Pilgrim’s Progress



While walking alone along Cuba’s highway, one cannot help but be reminded of John Bunyan’s “Pilgrim’s Progress”, a book highly recommended. And anybody wishing to understand the socialist mindset, should read John Steinbeck’s “In Dubious Battle”.
Steinbeck shows that socialism has a root cause. It is the ruthless exploitation by the rich of the poor. This is intolerable to any person, religious or not, who has some compassion for his fellowmen. And if you then believe that Socialism can change all that, you go for it. It is quite understandable, then, why Fidel Castro and Che Guevara risked all to establish it. Although grievously wrong in believing that the end justified the means, it cannot be denied that they were sincere. And that their goal in itself was noble.
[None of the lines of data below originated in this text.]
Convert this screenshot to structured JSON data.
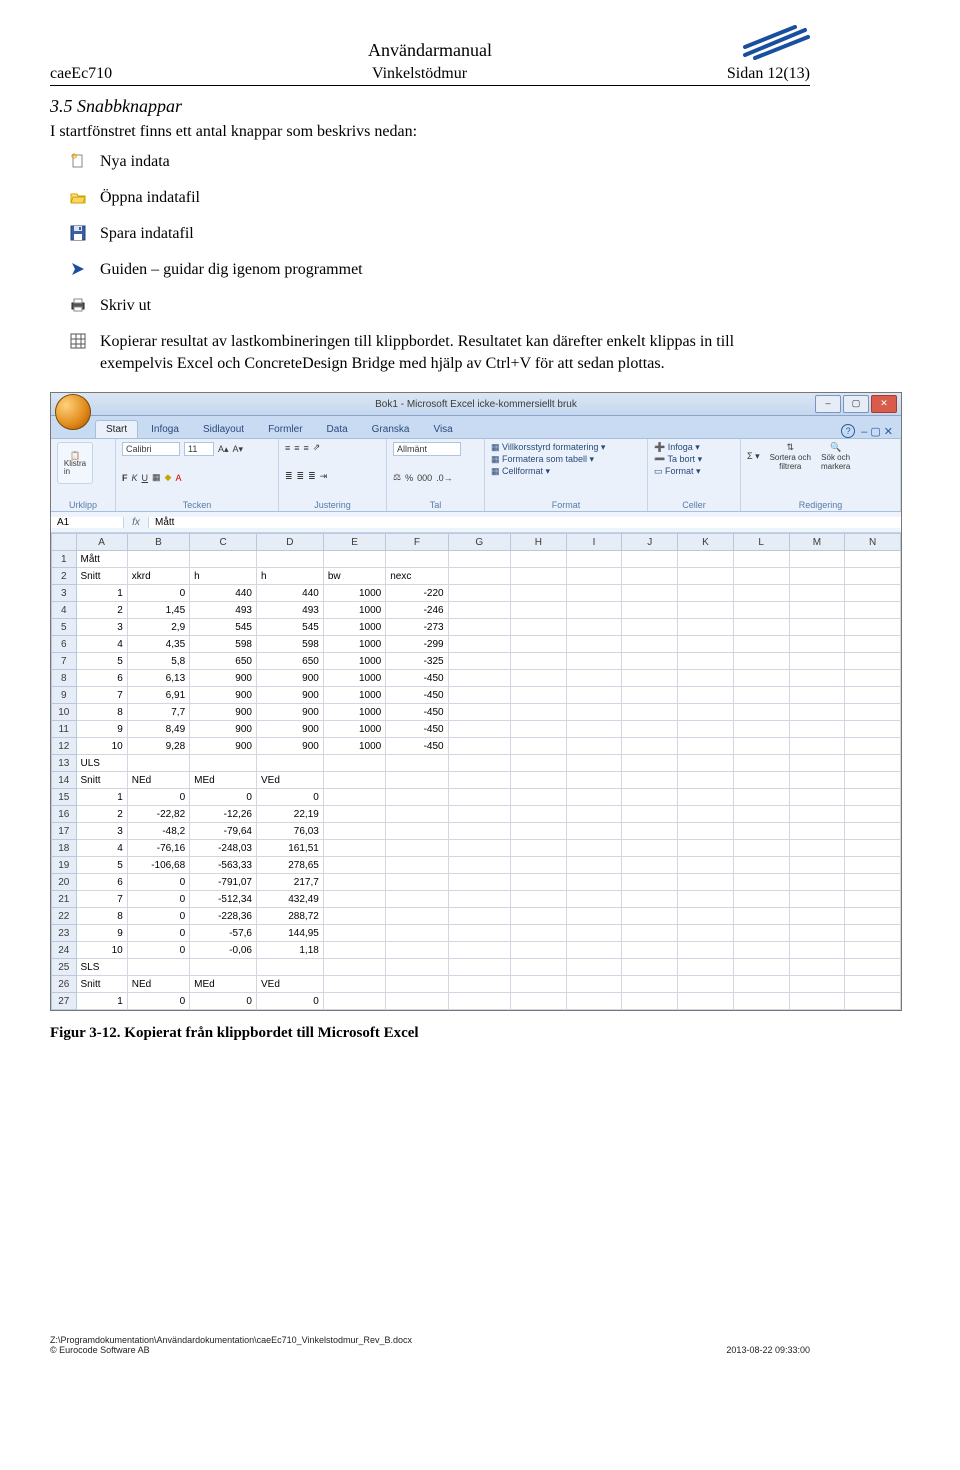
{
  "header": {
    "doc_title": "Användarmanual",
    "left": "caeEc710",
    "center": "Vinkelstödmur",
    "right": "Sidan 12(13)"
  },
  "section": {
    "heading": "3.5  Snabbknappar",
    "intro": "I startfönstret finns ett antal knappar som beskrivs nedan:",
    "items": [
      {
        "icon": "new-file-icon",
        "text": "Nya indata"
      },
      {
        "icon": "open-file-icon",
        "text": "Öppna indatafil"
      },
      {
        "icon": "save-icon",
        "text": "Spara indatafil"
      },
      {
        "icon": "guide-arrow-icon",
        "text": "Guiden – guidar dig igenom programmet"
      },
      {
        "icon": "print-icon",
        "text": "Skriv ut"
      },
      {
        "icon": "grid-icon",
        "text": "Kopierar resultat av lastkombineringen till klippbordet. Resultatet kan därefter enkelt klippas in till exempelvis Excel och ConcreteDesign Bridge med hjälp av Ctrl+V för att sedan plottas."
      }
    ]
  },
  "excel": {
    "title": "Bok1 - Microsoft Excel icke-kommersiellt bruk",
    "tabs": [
      "Start",
      "Infoga",
      "Sidlayout",
      "Formler",
      "Data",
      "Granska",
      "Visa"
    ],
    "active_tab": "Start",
    "ribbon": {
      "urklipp": {
        "label": "Urklipp",
        "paste": "Klistra\nin"
      },
      "tecken": {
        "label": "Tecken",
        "font": "Calibri",
        "size": "11"
      },
      "justering": {
        "label": "Justering"
      },
      "tal": {
        "label": "Tal",
        "format": "Allmänt"
      },
      "format": {
        "label": "Format",
        "items": [
          "Villkorsstyrd formatering",
          "Formatera som tabell",
          "Cellformat"
        ]
      },
      "celler": {
        "label": "Celler",
        "items": [
          "Infoga",
          "Ta bort",
          "Format"
        ]
      },
      "redigering": {
        "label": "Redigering",
        "sort": "Sortera och\nfiltrera",
        "find": "Sök och\nmarkera"
      }
    },
    "namebox": "A1",
    "formula": "Mått",
    "columns": [
      "A",
      "B",
      "C",
      "D",
      "E",
      "F",
      "G",
      "H",
      "I",
      "J",
      "K",
      "L",
      "M",
      "N"
    ],
    "rows": [
      {
        "n": 1,
        "cells": [
          "Mått",
          "",
          "",
          "",
          "",
          "",
          "",
          "",
          "",
          "",
          "",
          "",
          "",
          ""
        ],
        "txt": [
          0
        ]
      },
      {
        "n": 2,
        "cells": [
          "Snitt",
          "xkrd",
          "h",
          "h",
          "bw",
          "nexc",
          "",
          "",
          "",
          "",
          "",
          "",
          "",
          ""
        ],
        "txt": [
          0,
          1,
          2,
          3,
          4,
          5
        ]
      },
      {
        "n": 3,
        "cells": [
          "1",
          "0",
          "440",
          "440",
          "1000",
          "-220",
          "",
          "",
          "",
          "",
          "",
          "",
          "",
          ""
        ]
      },
      {
        "n": 4,
        "cells": [
          "2",
          "1,45",
          "493",
          "493",
          "1000",
          "-246",
          "",
          "",
          "",
          "",
          "",
          "",
          "",
          ""
        ]
      },
      {
        "n": 5,
        "cells": [
          "3",
          "2,9",
          "545",
          "545",
          "1000",
          "-273",
          "",
          "",
          "",
          "",
          "",
          "",
          "",
          ""
        ]
      },
      {
        "n": 6,
        "cells": [
          "4",
          "4,35",
          "598",
          "598",
          "1000",
          "-299",
          "",
          "",
          "",
          "",
          "",
          "",
          "",
          ""
        ]
      },
      {
        "n": 7,
        "cells": [
          "5",
          "5,8",
          "650",
          "650",
          "1000",
          "-325",
          "",
          "",
          "",
          "",
          "",
          "",
          "",
          ""
        ]
      },
      {
        "n": 8,
        "cells": [
          "6",
          "6,13",
          "900",
          "900",
          "1000",
          "-450",
          "",
          "",
          "",
          "",
          "",
          "",
          "",
          ""
        ]
      },
      {
        "n": 9,
        "cells": [
          "7",
          "6,91",
          "900",
          "900",
          "1000",
          "-450",
          "",
          "",
          "",
          "",
          "",
          "",
          "",
          ""
        ]
      },
      {
        "n": 10,
        "cells": [
          "8",
          "7,7",
          "900",
          "900",
          "1000",
          "-450",
          "",
          "",
          "",
          "",
          "",
          "",
          "",
          ""
        ]
      },
      {
        "n": 11,
        "cells": [
          "9",
          "8,49",
          "900",
          "900",
          "1000",
          "-450",
          "",
          "",
          "",
          "",
          "",
          "",
          "",
          ""
        ]
      },
      {
        "n": 12,
        "cells": [
          "10",
          "9,28",
          "900",
          "900",
          "1000",
          "-450",
          "",
          "",
          "",
          "",
          "",
          "",
          "",
          ""
        ]
      },
      {
        "n": 13,
        "cells": [
          "ULS",
          "",
          "",
          "",
          "",
          "",
          "",
          "",
          "",
          "",
          "",
          "",
          "",
          ""
        ],
        "txt": [
          0
        ]
      },
      {
        "n": 14,
        "cells": [
          "Snitt",
          "NEd",
          "MEd",
          "VEd",
          "",
          "",
          "",
          "",
          "",
          "",
          "",
          "",
          "",
          ""
        ],
        "txt": [
          0,
          1,
          2,
          3
        ]
      },
      {
        "n": 15,
        "cells": [
          "1",
          "0",
          "0",
          "0",
          "",
          "",
          "",
          "",
          "",
          "",
          "",
          "",
          "",
          ""
        ]
      },
      {
        "n": 16,
        "cells": [
          "2",
          "-22,82",
          "-12,26",
          "22,19",
          "",
          "",
          "",
          "",
          "",
          "",
          "",
          "",
          "",
          ""
        ]
      },
      {
        "n": 17,
        "cells": [
          "3",
          "-48,2",
          "-79,64",
          "76,03",
          "",
          "",
          "",
          "",
          "",
          "",
          "",
          "",
          "",
          ""
        ]
      },
      {
        "n": 18,
        "cells": [
          "4",
          "-76,16",
          "-248,03",
          "161,51",
          "",
          "",
          "",
          "",
          "",
          "",
          "",
          "",
          "",
          ""
        ]
      },
      {
        "n": 19,
        "cells": [
          "5",
          "-106,68",
          "-563,33",
          "278,65",
          "",
          "",
          "",
          "",
          "",
          "",
          "",
          "",
          "",
          ""
        ]
      },
      {
        "n": 20,
        "cells": [
          "6",
          "0",
          "-791,07",
          "217,7",
          "",
          "",
          "",
          "",
          "",
          "",
          "",
          "",
          "",
          ""
        ]
      },
      {
        "n": 21,
        "cells": [
          "7",
          "0",
          "-512,34",
          "432,49",
          "",
          "",
          "",
          "",
          "",
          "",
          "",
          "",
          "",
          ""
        ]
      },
      {
        "n": 22,
        "cells": [
          "8",
          "0",
          "-228,36",
          "288,72",
          "",
          "",
          "",
          "",
          "",
          "",
          "",
          "",
          "",
          ""
        ]
      },
      {
        "n": 23,
        "cells": [
          "9",
          "0",
          "-57,6",
          "144,95",
          "",
          "",
          "",
          "",
          "",
          "",
          "",
          "",
          "",
          ""
        ]
      },
      {
        "n": 24,
        "cells": [
          "10",
          "0",
          "-0,06",
          "1,18",
          "",
          "",
          "",
          "",
          "",
          "",
          "",
          "",
          "",
          ""
        ]
      },
      {
        "n": 25,
        "cells": [
          "SLS",
          "",
          "",
          "",
          "",
          "",
          "",
          "",
          "",
          "",
          "",
          "",
          "",
          ""
        ],
        "txt": [
          0
        ]
      },
      {
        "n": 26,
        "cells": [
          "Snitt",
          "NEd",
          "MEd",
          "VEd",
          "",
          "",
          "",
          "",
          "",
          "",
          "",
          "",
          "",
          ""
        ],
        "txt": [
          0,
          1,
          2,
          3
        ]
      },
      {
        "n": 27,
        "cells": [
          "1",
          "0",
          "0",
          "0",
          "",
          "",
          "",
          "",
          "",
          "",
          "",
          "",
          "",
          ""
        ]
      }
    ]
  },
  "figure_caption": "Figur 3-12. Kopierat från klippbordet till Microsoft Excel",
  "footer": {
    "path": "Z:\\Programdokumentation\\Användardokumentation\\caeEc710_Vinkelstodmur_Rev_B.docx",
    "copyright": "© Eurocode Software AB",
    "timestamp": "2013-08-22 09:33:00"
  }
}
However, after the collapse of the Soviet Union, it was high time for a thorough rethink. The Cuban regime does not appear to have done so. This is reprehensible. When you see with your own eyes that the socialist economic model does not produce the abundance you promised the people, it is your duty to rethink. Could it be that Raoul Castro is in fact finally rethinking? Or are we reading too much into his recent highlighting of Cuba’s poor agricultural output? Cuba has enough arable land to be exporting agricultural produce.
In fact at the moment it imports nearly 80%!

What’s in a title
It so happens that the person to first advocate solidarism, Louis Kelzo, published his first book in 1959, the first year of the Cuban Revolution. It may well be that the title of this book put the Cuban revolutionaries and all other socialist researchers completely off. In hindsight it was a grave error to call his first book: “The Capitalist Manifesto”. We suppose he did it to avoid being accused of advocating socialism, nevertheless, the mistake was disastrous. And his second book “The New Capitalist” did nothing to take away the wrong impression.

It is true that Kelzo called his system “Universal Capitalism” and that real intellectuals may be expected to read more than just the title of a book. In fact, what Kelzo advocates is neither Capitalism, nor Socialism. It is an entirely new system, rightly called a new paradigm. Therefore his first book’s title continues to confuse. The mistake cannot be undone, but “The Solidarist Manifesto” would have been a thousand times better.